Burgund und Champagne beanspruchen gleichermassen den Ursprung des Chardonnay. Die ältesten Spuren deuten eher auf die zweitgenannte Region hin, wo die weisse Traube seit Beginn des 1. Jahrhunderts nach Christus belegt ist. Und da dort keine andere weisse Rebsorte vor der Erfindung des sprudelnden Weins im 17. Jahrhundert je Erwähnung fand, schätzt so mancher, dass es sich um nichts anderes als um Chardonnay handelt.

Als vorwiegend früh reifende Rebsorte ist der Chardonnay eine eher einfache Abart. Gewiss kann er sich empfindlich gegenüber Frost im Frühling und manchmal gegenüber falschem Mehltau und Grauschimmel zeigen. Aber er kann andere Qualitäten geltend machen. Seine gute Anpassungs-fähigkeit, seine Kraft, sein regelmässiger Ertrag und seine Fähigkeit zu reifen, Zucker zu produzieren, indem er einen schönen Säuregehalt beibehält, erklärt jene Begeisterung, die die Winzer mehr oder weniger auf der ganzen Welt zeigen.

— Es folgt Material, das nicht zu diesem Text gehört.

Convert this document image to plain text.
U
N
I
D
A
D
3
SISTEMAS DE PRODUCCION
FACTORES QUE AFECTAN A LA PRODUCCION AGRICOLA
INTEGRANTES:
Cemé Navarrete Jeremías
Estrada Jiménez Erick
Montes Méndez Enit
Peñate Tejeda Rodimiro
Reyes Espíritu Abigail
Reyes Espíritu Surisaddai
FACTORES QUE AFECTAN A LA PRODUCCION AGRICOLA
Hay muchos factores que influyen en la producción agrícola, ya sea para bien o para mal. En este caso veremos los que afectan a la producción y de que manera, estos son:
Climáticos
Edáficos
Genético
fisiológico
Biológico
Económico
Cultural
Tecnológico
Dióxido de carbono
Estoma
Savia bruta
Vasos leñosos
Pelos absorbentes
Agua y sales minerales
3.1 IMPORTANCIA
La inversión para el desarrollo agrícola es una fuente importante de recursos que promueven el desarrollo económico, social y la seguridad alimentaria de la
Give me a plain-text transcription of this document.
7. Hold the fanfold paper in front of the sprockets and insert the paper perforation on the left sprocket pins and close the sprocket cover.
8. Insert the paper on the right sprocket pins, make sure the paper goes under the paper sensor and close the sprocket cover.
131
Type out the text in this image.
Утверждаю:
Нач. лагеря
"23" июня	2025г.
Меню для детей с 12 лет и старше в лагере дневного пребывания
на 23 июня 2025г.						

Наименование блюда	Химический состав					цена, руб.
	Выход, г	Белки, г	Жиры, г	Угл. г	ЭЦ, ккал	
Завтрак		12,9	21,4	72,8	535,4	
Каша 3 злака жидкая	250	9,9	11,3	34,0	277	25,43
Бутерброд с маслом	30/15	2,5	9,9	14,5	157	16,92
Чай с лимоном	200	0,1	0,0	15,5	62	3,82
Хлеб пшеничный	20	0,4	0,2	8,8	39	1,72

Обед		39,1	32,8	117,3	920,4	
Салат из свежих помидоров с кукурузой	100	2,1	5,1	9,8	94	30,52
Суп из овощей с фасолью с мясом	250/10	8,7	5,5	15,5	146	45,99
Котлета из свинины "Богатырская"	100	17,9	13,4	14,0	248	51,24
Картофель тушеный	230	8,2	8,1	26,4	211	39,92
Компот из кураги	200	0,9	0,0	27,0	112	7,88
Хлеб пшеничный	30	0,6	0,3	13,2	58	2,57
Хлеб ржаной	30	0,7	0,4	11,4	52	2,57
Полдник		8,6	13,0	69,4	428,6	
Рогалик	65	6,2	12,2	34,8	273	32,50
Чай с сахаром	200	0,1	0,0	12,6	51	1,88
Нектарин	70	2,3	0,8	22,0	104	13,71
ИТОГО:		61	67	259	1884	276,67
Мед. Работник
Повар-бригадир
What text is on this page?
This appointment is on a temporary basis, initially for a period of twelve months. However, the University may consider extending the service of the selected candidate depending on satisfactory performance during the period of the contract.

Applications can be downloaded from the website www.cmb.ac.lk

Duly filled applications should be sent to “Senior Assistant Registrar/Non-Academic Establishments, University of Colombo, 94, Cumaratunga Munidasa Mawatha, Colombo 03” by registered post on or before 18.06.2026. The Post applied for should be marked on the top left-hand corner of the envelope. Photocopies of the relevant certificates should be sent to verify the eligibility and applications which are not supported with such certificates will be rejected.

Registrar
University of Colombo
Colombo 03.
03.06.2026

Oft verwechselt mit dem weissen Pinot, unterscheidet sich der Chardonnay durch die Form seiner Blätter. Von einem ziemlich lebhaften Hellgrün zeigt sich das Blatt bei der Reife leicht aufgeblasen. Seine drei Lappen sind wenig gezeichnet und die Ränder umgebogen. Die zylinderförmige Traube besitzt manchmal zwei Flügel. Was seine gelben, nach Amber duftenden, Beeren anbelangt, sind sie kugelförmig oder leicht länglich.

Als nicht schäumender Wein zeichnet sich der Chardonnay durch sein Gleichgewicht zwischen Oeligkeit und Säuregehalt aus. Oft kann man Noten von Ananas und Zitrusfrüchten ausmachen, aber die Spannbreite ist noch viel grösser: von Lindenblüten zu weissen Früchten, unterstützt von einem Hauch Butter oder Honig. Am Ruf des berühmten Montrachet ist festzustellen, dass dem Chardonnay gar Erhabenheit und Unsterblichkeit nachgesagt wird. In unseren Breitengraden, aber das gilt auch für im Süden gelegene Weinberge, muss man Ueberreifung vermeiden, welche ihm eine gewisse Grobheit auferlegt und seine prächtige Frische verlieren lässt.

In Frankreich ist der Chardonnay, ausser im Südosten und dem Zentrum, in allen Regionen gegenwärtig. Im Jahre 1999 zählte man fast 36'000 Hektare. Auf der Welt schätzt man, dass seine Anbaufläche - 130'000 Hektare Ende des Jahrhunderts - bald einmal 150'000 ha erreichen müsste. Im Wallis wurde der Chardonnay in den zwanziger Jahren eingeführt. Seitdem hat diese Rebsorte nicht aufgehört sich weiter auszubreiten: von 43 ha im Jahre 1999 ist sie auf 66 ha im Jahre 2002 angestiegen und das trotz der reichen Auswahl an bodenständigen weissen Sorten. Das ist nicht erstaunlich, weil man mit dieser Rebsorte alles produzieren kann: nicht schäumende Weine, Schaumweine und Süssweine.

Als Wein in der Gastronomie passt der Chardonnay zu Fisch, Krustentieren, aber auch zu Fleisch wie Schinken, Geflügel oder Kalbsbries.